L’éducation prise pour cible

Dans le monde entier, les attaques contre les enfants se poursuivent sans relâche, à mesure que les belligérants méprisent l’une des règles les plus fondamentales de la guerre : la protection des enfants. La longueur des conflits actuels menace l’avenir de générations entières. Sans accès à l’éducation, une génération d’enfants vivant en situation de conflit grandira sans avoir acquis les compétences nécessaires pour contribuer à leur pays et leur économie, aggravant ainsi la situation déjà désespérée de millions d’enfants et de leur famille.

Le droit d’un enfant à l’éducation ne peut pas être préservé dans les zones de conflit si l’éducation elle-même n’est pas protégée. L’éducation peut sauver des vies. Quand ils ne vont pas à l’école, les enfants sont particulièrement à la merci de la maltraitance, de l’exploitation et du recrutement par des forces ou des groupes armés. L’école devrait être un lieu sûr où les enfants sont à l’abri des menaces et des situations de crise. Cela constitue également une mesure essentielle pour rompre le cycle des crises et réduire le risque de conflits à l’avenir.

La Journée internationale pour la protection de l’éducation contre les attaques veut souligner la situation critique de plus de 75 millions d’enfants et de jeunes de 3 à 18 ans vivant dans 35 pays touchés par la crise et leur besoin urgent d’un soutien éducatif. Elle exprime aussi des préoccupations quant aux effets de la violence permanente sur ces enfants et sur leur capacité à accéder à l’éducation. Les conséquences d’une telle situation nécessitent une attention particulière au-delà des besoins des apprenants, dont les établissements par ailleurs été temporairement fermés en raison de la pandémie de COVID-19.

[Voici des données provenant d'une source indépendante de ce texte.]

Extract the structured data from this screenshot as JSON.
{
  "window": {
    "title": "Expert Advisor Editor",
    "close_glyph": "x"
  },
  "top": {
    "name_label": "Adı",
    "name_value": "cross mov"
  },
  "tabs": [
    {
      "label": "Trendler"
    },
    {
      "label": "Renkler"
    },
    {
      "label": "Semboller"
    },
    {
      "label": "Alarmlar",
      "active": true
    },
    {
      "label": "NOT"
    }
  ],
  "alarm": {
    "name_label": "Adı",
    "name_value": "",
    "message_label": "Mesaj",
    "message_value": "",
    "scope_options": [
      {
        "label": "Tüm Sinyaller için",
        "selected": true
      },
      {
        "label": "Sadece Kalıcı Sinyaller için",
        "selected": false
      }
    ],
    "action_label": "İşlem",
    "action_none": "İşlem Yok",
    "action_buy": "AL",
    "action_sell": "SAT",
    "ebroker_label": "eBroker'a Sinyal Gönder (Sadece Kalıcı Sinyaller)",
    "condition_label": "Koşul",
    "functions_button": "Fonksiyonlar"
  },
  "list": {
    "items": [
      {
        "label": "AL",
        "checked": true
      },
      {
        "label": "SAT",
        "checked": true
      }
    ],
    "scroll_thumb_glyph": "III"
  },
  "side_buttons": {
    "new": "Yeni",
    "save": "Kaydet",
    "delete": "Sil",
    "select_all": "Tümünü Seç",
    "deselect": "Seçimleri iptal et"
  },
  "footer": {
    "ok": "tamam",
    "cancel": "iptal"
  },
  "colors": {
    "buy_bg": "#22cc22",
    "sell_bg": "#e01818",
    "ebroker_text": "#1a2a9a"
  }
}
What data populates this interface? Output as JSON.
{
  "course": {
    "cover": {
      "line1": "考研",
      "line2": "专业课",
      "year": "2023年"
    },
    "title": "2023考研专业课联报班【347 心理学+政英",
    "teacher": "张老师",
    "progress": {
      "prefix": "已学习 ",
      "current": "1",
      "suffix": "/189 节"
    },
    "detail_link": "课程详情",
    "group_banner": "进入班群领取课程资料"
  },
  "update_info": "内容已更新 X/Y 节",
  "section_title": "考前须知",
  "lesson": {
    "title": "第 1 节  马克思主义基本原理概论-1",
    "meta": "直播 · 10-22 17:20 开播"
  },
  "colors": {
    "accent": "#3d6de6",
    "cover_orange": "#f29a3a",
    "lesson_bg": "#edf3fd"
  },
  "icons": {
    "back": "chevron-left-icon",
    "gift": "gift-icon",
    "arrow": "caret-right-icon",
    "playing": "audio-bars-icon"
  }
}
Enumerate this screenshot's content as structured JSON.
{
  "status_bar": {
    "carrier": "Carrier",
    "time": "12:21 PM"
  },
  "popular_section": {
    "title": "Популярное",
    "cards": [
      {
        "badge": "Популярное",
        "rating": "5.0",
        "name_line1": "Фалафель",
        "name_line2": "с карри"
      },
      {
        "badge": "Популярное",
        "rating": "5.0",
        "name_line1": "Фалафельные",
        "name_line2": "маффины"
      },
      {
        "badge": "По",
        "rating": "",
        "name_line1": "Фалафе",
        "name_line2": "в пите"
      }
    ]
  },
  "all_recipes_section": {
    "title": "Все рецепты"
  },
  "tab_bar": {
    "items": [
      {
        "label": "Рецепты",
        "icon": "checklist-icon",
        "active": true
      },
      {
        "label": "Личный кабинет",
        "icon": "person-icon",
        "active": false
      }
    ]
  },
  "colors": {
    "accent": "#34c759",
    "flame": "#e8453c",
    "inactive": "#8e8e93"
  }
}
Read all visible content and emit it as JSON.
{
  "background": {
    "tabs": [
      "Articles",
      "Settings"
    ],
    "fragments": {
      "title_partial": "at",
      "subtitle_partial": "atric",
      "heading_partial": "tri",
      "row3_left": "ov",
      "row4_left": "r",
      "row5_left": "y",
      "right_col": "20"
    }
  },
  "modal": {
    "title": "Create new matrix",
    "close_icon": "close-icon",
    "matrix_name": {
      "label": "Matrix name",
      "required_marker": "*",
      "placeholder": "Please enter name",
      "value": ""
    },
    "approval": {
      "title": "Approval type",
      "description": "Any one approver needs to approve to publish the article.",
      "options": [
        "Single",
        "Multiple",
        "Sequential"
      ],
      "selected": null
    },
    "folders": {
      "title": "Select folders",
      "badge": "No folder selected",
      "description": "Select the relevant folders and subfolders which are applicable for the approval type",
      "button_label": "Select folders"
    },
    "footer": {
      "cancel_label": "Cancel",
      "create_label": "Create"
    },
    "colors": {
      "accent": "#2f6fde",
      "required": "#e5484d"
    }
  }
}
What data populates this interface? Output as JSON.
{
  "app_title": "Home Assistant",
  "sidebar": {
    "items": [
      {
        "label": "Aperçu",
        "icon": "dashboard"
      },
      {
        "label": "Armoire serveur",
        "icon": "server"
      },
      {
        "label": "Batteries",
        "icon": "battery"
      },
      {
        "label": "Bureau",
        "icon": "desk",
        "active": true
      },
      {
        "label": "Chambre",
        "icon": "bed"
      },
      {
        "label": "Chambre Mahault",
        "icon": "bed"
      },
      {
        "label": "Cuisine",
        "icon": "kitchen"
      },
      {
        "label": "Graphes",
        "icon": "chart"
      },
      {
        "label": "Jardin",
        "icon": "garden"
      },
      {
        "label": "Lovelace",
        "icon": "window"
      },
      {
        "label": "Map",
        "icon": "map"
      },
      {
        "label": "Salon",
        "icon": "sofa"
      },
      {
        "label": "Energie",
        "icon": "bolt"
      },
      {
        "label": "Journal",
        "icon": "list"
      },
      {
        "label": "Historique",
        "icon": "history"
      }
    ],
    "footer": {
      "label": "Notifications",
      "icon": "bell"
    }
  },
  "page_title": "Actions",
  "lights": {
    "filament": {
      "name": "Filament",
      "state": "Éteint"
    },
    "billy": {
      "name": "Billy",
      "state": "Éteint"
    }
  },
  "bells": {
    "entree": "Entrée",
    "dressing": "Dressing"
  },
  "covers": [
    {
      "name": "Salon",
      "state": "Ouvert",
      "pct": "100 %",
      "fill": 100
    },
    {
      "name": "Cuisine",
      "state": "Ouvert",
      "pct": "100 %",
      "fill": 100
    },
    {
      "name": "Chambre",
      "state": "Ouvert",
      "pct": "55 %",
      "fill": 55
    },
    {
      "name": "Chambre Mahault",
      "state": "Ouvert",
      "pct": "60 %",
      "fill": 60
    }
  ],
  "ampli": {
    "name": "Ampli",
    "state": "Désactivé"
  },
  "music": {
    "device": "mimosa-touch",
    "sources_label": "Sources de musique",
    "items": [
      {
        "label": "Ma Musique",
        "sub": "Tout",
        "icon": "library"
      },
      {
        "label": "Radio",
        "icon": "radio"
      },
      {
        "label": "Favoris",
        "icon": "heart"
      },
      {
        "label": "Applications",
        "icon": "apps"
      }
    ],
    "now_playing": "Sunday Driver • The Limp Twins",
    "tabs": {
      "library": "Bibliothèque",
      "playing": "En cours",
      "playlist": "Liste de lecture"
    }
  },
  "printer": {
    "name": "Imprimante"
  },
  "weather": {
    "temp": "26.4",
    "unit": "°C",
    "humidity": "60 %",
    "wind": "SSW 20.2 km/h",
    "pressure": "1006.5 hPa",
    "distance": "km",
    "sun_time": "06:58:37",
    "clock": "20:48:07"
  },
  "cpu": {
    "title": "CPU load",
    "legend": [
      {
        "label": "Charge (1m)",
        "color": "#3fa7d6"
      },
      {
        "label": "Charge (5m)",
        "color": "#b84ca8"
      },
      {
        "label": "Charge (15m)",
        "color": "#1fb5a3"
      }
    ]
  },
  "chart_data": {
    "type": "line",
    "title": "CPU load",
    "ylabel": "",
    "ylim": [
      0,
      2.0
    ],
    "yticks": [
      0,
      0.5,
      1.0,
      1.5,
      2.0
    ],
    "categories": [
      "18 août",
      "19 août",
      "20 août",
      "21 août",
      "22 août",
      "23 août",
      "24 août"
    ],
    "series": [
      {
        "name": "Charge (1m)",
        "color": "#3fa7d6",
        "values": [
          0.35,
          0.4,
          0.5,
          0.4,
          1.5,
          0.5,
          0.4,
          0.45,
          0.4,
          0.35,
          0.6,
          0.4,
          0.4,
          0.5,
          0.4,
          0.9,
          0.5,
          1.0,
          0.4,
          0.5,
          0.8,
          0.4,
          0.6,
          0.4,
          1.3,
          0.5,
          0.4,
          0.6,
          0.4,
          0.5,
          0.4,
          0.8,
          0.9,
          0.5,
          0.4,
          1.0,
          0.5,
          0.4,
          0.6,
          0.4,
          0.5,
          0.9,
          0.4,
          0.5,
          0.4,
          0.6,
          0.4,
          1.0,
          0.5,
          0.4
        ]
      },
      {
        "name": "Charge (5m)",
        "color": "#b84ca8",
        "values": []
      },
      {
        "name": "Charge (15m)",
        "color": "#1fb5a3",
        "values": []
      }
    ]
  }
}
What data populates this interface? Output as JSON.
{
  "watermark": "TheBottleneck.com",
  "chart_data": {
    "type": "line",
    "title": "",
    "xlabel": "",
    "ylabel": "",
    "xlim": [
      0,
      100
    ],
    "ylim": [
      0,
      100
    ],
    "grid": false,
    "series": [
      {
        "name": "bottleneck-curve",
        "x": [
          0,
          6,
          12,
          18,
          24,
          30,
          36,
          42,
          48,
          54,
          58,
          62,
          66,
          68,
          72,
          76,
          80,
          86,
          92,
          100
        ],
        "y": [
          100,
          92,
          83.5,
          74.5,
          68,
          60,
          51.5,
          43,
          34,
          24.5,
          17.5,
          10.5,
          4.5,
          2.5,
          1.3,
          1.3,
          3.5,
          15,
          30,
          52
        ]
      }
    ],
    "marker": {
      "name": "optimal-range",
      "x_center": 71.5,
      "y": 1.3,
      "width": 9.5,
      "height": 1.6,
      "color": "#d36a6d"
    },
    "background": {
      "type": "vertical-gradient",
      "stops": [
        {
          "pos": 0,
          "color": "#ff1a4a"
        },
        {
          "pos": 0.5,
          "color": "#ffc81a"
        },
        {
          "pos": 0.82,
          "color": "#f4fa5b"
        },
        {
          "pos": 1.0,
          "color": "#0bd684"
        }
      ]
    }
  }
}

En proclamant cette journée, les Nations unies envoient un message clair concernant l’importance de préserver les écoles en tant que lieux de protection et de sécurité pour les élèves et leurs enseignants et la nécessité de maintenir l’éducation en tête des politiques publiques. Cela reste une priorité alors que les gouvernements continuent de lutter contre la COVID-19, qui a entraîné la fermeture d’écoles pour plus de 90 % de la population scolaire et étudiante mondiale.

Contexte

La journée a été proclamée à la suite d’une décision unanime de l’Assemblée générale des Nations Unies, appelant l’UNESCO et l’UNICEF à sensibiliser le public au sort de millions d’enfants vivant dans des pays touchés par un conflit. La résolution proclamant la journée a été présentée par l’État du Qatar et coparrainée par 62 pays.

La résolution A/RES/74/275 de l’Assemblée générale affirme en effet que les gouvernements ont la responsabilité première de fournir une protection et d’assurer une éducation de qualité inclusive et équitable à tous les niveaux à tous les apprenants, en particulier ceux qui se trouvent dans des situations vulnérables. Elle souligne en outre la nécessité d’intensifier les efforts et d’augmenter le financement pour promouvoir des environnements scolaires sûrs et protecteurs dans les situations d’urgence humanitaire ; elle affirme que doivent être prises toutes les mesures possibles pour protéger les écoles, les apprenants et le personnel éducatif contre les attaques ; elle appelle enfin à s’abstenir de toute action entravant l’accès des enfants à l’éducation et souligne la nécessité de faciliter l’accès à l’éducation dans les situations de conflit armé.

L’UNESCO, Organisation des Nations Unies pour l’éducation, la science et la culture, et l’UNICEF, Fonds des Nations Unies pour l’enfance, faciliteront la célébration annuelle de la journée en étroite collaboration avec des partenaires au sein et en dehors du système des Nations Unies. Travaillant en première ligne dans les pays touchés par des conflits, les entités des Nations Unies aident depuis longtemps les États Membres à renforcer leurs capacités à offrir à tous l’accès à une instruction de qualité en temps de crise.